どうかどうか、彼に笑っていることがバレず、泣いていると思われますように。普段悪態ばかりついている神にそう祈りながら。これが感傷ではなく、恐怖、しかも最高に胸を躍らせる恐怖だとまで彼に悟らせることは、幾らなんでもあんまりだと思ったからだ。
「いつ?」
「今」
「どこへ?」
「分からない。メキシコかな……いや、国内でいいよ。ヴェガスなんてどう」
「ヴェガスにしよう」
「すぐに結婚出来るし」
「俺達、結婚するのか」
ぱちくりするダリオの目が当惑を表現していたので、ホールデンは思わず眦にかっと熱を上らせた。

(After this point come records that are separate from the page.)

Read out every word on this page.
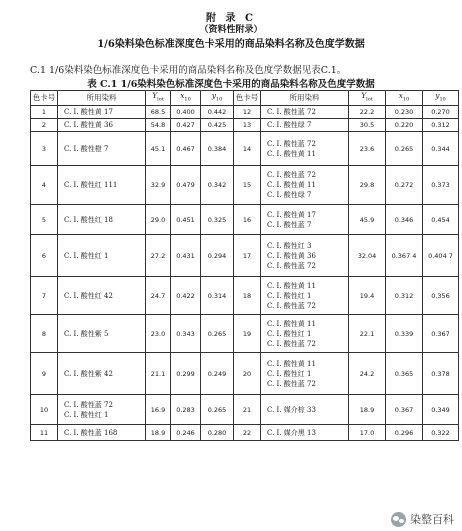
附 录 C
（资料性附录）
1/6染料染色标准深度色卡采用的商品染料名称及色度学数据
C.1 1/6染料染色标准深度色卡采用的商品染料名称及色度学数据见表C.1。
表 C.1 1/6染料染色标准深度色卡采用的商品染料名称及色度学数据
色卡号	所用染料	$Y_{lot}$	$x_{10}$	$y_{10}$	色卡号	所用染料	$Y_{lot}$	$x_{10}$	$y_{10}$
1	C. I. 酸性黄 17	68.5	0.400	0.442	12	C. I. 酸性蓝 72	22.2	0.230	0.270
2	C. I. 酸性黄 36	54.8	0.427	0.425	13	C. I. 酸性绿 7	30.5	0.220	0.312
3	C. I. 酸性橙 7	45.1	0.467	0.384	14	C. I. 酸性蓝 72
C. I. 酸性黄 11	23.6	0.265	0.344
4	C. I. 酸性红 111	32.9	0.479	0.342	15	C. I. 酸性蓝 72
C. I. 酸性黄 11
C. I. 酸性绿 7	29.8	0.272	0.373
5	C. I. 酸性红 18	29.0	0.451	0.325	16	C. I. 酸性黄 17
C. I. 酸性蓝 7	45.9	0.346	0.454
6	C. I. 酸性红 1	27.2	0.431	0.294	17	C. I. 酸性红 3
C. I. 酸性黄 36
C. I. 酸性蓝 72	32.04	0.367 4	0.404 7
7	C. I. 酸性红 42	24.7	0.422	0.314	18	C. I. 酸性黄 11
C. I. 酸性红 1
C. I. 酸性蓝 72	19.4	0.312	0.356
8	C. I. 酸性紫 5	23.0	0.343	0.265	19	C. I. 酸性黄 11
C. I. 酸性红 1
C. I. 酸性蓝 72	22.1	0.339	0.367
9	C. I. 酸性紫 42	21.1	0.299	0.249	20	C. I. 酸性黄 11
C. I. 酸性红 1
C. I. 酸性蓝 72	24.2	0.365	0.378
10	C. I. 酸性蓝 72
C. I. 酸性红 1	16.9	0.283	0.265	21	C. I. 媒介棕 33	18.9	0.367	0.349
11	C. I. 酸性蓝 168	18.9	0.246	0.280	22	C. I. 媒介黑 13	17.0	0.296	0.322
染整百科
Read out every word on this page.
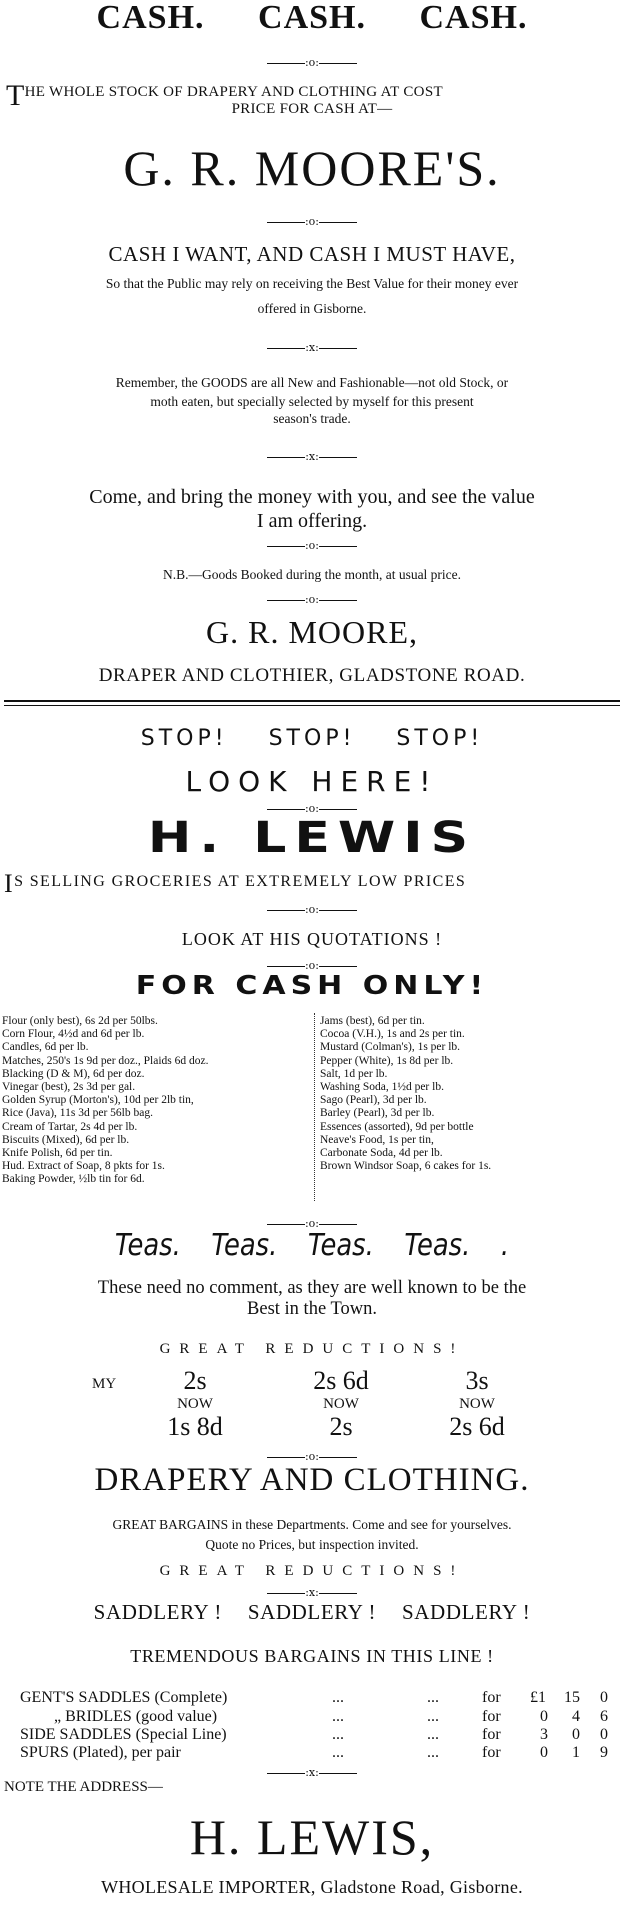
CASH. CASH. CASH.
:o:
THE WHOLE STOCK OF DRAPERY AND CLOTHING AT COST
PRICE FOR CASH AT—
G. R. MOORE'S.
:o:
CASH I WANT, AND CASH I MUST HAVE,
So that the Public may rely on receiving the Best Value for their money ever
offered in Gisborne.
:x:
Remember, the GOODS are all New and Fashionable—not old Stock, or
moth eaten, but specially selected by myself for this present
season's trade.
:x:
Come, and bring the money with you, and see the value
I am offering.
:o:
N.B.—Goods Booked during the month, at usual price.
:o:
G. R. MOORE,
DRAPER AND CLOTHIER, GLADSTONE ROAD.
STOP! STOP! STOP!
LOOK HERE!
:o:
H. LEWIS
IS SELLING GROCERIES AT EXTREMELY LOW PRICES
:o:
LOOK AT HIS QUOTATIONS !
:o:
FOR CASH ONLY!
Flour (only best), 6s 2d per 50lbs.
Corn Flour, 4½d and 6d per lb.
Candles, 6d per lb.
Matches, 250's 1s 9d per doz., Plaids 6d doz.
Blacking (D & M), 6d per doz.
Vinegar (best), 2s 3d per gal.
Golden Syrup (Morton's), 10d per 2lb tin,
Rice (Java), 11s 3d per 56lb bag.
Cream of Tartar, 2s 4d per lb.
Biscuits (Mixed), 6d per lb.
Knife Polish, 6d per tin.
Hud. Extract of Soap, 8 pkts for 1s.
Baking Powder, ½lb tin for 6d.
Jams (best), 6d per tin.
Cocoa (V.H.), 1s and 2s per tin.
Mustard (Colman's), 1s per lb.
Pepper (White), 1s 8d per lb.
Salt, 1d per lb.
Washing Soda, 1½d per lb.
Sago (Pearl), 3d per lb.
Barley (Pearl), 3d per lb.
Essences (assorted), 9d per bottle
Neave's Food, 1s per tin,
Carbonate Soda, 4d per lb.
Brown Windsor Soap, 6 cakes for 1s.
:o:
Teas. Teas. Teas. Teas. .
These need no comment, as they are well known to be the
Best in the Town.
GREAT REDUCTIONS!
MY	2s	2s 6d	3s
NOW	NOW	NOW
1s 8d	2s	2s 6d
:o:
DRAPERY AND CLOTHING.
GREAT BARGAINS in these Departments. Come and see for yourselves.
Quote no Prices, but inspection invited.
GREAT REDUCTIONS!
:x:
SADDLERY ! SADDLERY ! SADDLERY !
TREMENDOUS BARGAINS IN THIS LINE !
GENT'S SADDLES (Complete)	...	...	for £1 15 0
„ BRIDLES (good value)	...	...	for 0 4 6
SIDE SADDLES (Special Line)	...	...	for 3 0 0
SPURS (Plated), per pair	...	...	for 0 1 9
:x:
NOTE THE ADDRESS—
H. LEWIS,
WHOLESALE IMPORTER, Gladstone Road, Gisborne.
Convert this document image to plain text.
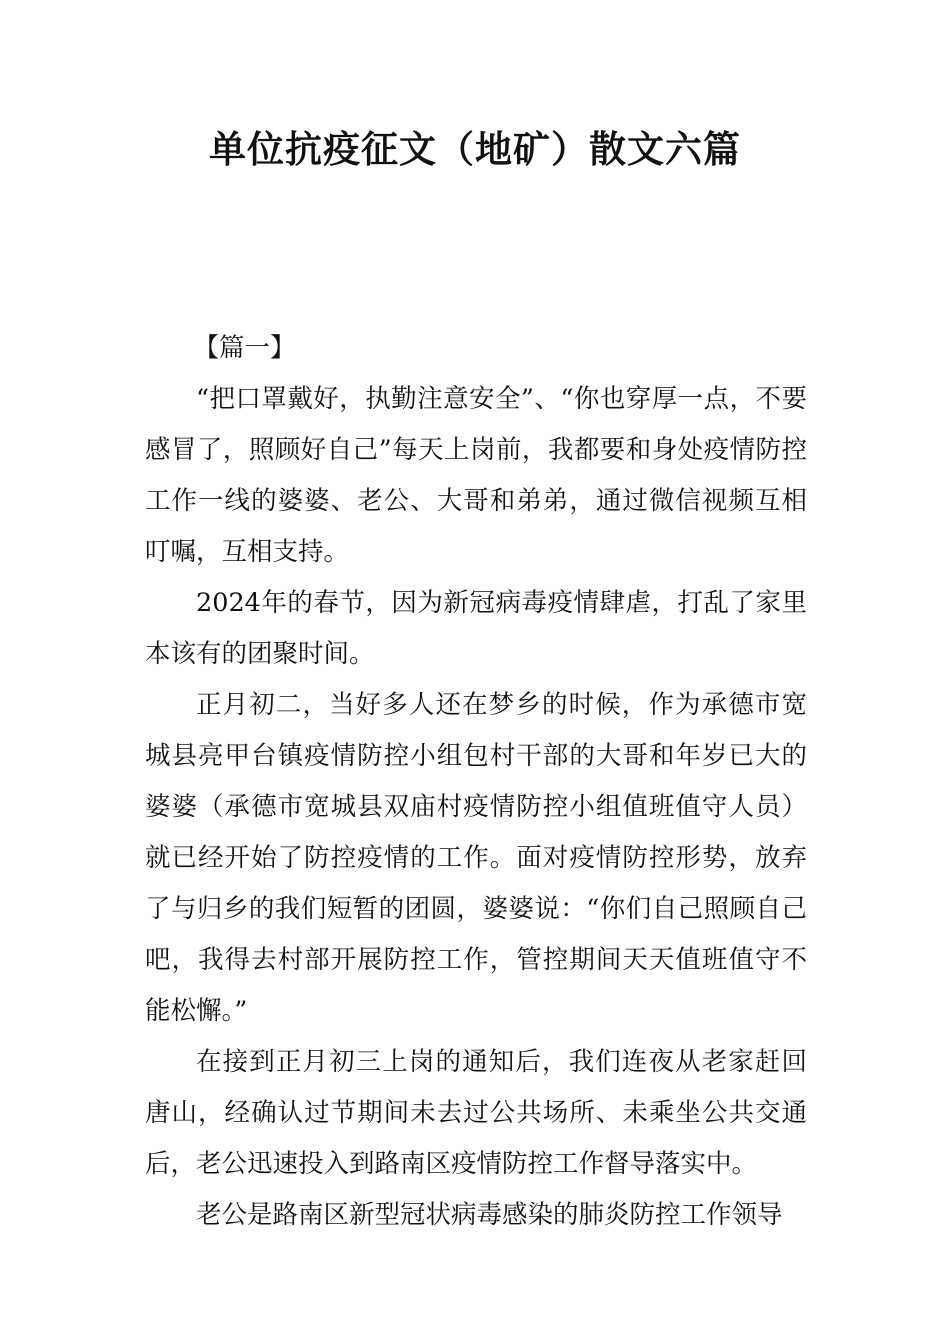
单位抗疫征文（地矿）散文六篇

【篇一】

“把口罩戴好，执勤注意安全”、“你也穿厚一点，不要感冒了，照顾好自己”每天上岗前，我都要和身处疫情防控工作一线的婆婆、老公、大哥和弟弟，通过微信视频互相叮嘱，互相支持。

2024年的春节，因为新冠病毒疫情肆虐，打乱了家里本该有的团聚时间。

正月初二，当好多人还在梦乡的时候，作为承德市宽城县亮甲台镇疫情防控小组包村干部的大哥和年岁已大的婆婆（承德市宽城县双庙村疫情防控小组值班值守人员）就已经开始了防控疫情的工作。面对疫情防控形势，放弃了与归乡的我们短暂的团圆，婆婆说：“你们自己照顾自己吧，我得去村部开展防控工作，管控期间天天值班值守不能松懈。”

在接到正月初三上岗的通知后，我们连夜从老家赶回唐山，经确认过节期间未去过公共场所、未乘坐公共交通后，老公迅速投入到路南区疫情防控工作督导落实中。

老公是路南区新型冠状病毒感染的肺炎防控工作领导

「これは世間じゃ駆け落ちって言うんだぞ。僕は今の生活を、金も身分も、何もかも捨てるんだ。命懸けだ」
「命懸けか……」
今度は10秒ほど、考えは巡らされる。たった10秒。「よし」と頷くまでに、あまりに短い時間ではないか。
「結婚しよう。指輪はないけど……」
「まだノリスのクレジットカードが使えるうちに買えば良いじゃないか」
「ああ、その手があったか」
あんた賢いな、と手放しで称賛する口調が、不安を煽り立てる。
それでも構わない。少なくとも、鳥籠の中からは脱出できる。例え外がどんな嵐でも、自由に勝るものは無いのだから。少なくとも世間ではそう言うことになっている。
「結婚したらさ、ダリオ」
「うん」
「もう2度と僕を一人ぼっちにしたり、邪険にしたりしないでくれよ」
「するもんか。毎晩オレンジジュースでカクテルをこさえてやるよ。ミモザ、スクリュードライバー、ファジーネーブル」
「詳しいね」
「昔酒場で働いて、バーテンダーがやってるのを見てたからな、お手のものさ」
彼は、ホールデンがオレンジジュースを愛飲し、ミニッツ・メイドよりトロピカーナ派だと言うことすら知っている。御伽話の王子様ですら、きっとお姫様に毎晩ナイトキャップを手ずから振る舞ってくれないに違いない。
「じゃあ、僕が料理を作る」
「ほんと?」
「それ位しか出来ないから」
「十分だろ。あんたの作る飯、好きだよ。と言うか、他人の手料理が好きなんだ」
夕陽が沈む。テキーラ・サンセットが飲みたい。ここから砂漠の街までの道のりでスーパーに寄って、材料を買い込むことは十分可能だろう。そして安売り量販店の通路でカートを押しながら、彼の好きな献立を聞くのだ。
今日は沢山、彼について知ったけれど、もっともっと教えて欲しいと心から思った。誰かに対して、こんなことを思うのは初めてだった。
柔らかい砂浜から腕を掴んで引っ張り起こされ、車へと向かう。助手席へぐんにゃりと沈み込み、だらしなく口元を緩めながら、ホールデンは「ダリオ」と囁いた。
「キスしてくれよ」
ダリオは黙って身を伸ばし、唇を重ねてくれた。ぺろっと口の中へ舌を差し込みながら「甘い、オレンジの味がする」と笑う、その切れ切れの短く弾む吐息が好きだと気付く。
人間、自分の事だって全然知らないもんだな。不安なのに、酷く満たされ、充足感に酔い痴れる。ホールデンはまだ舌の上から消えないオレンジジュースを味わい、掛けられたエンジンの音にうっとり耳を傾けた。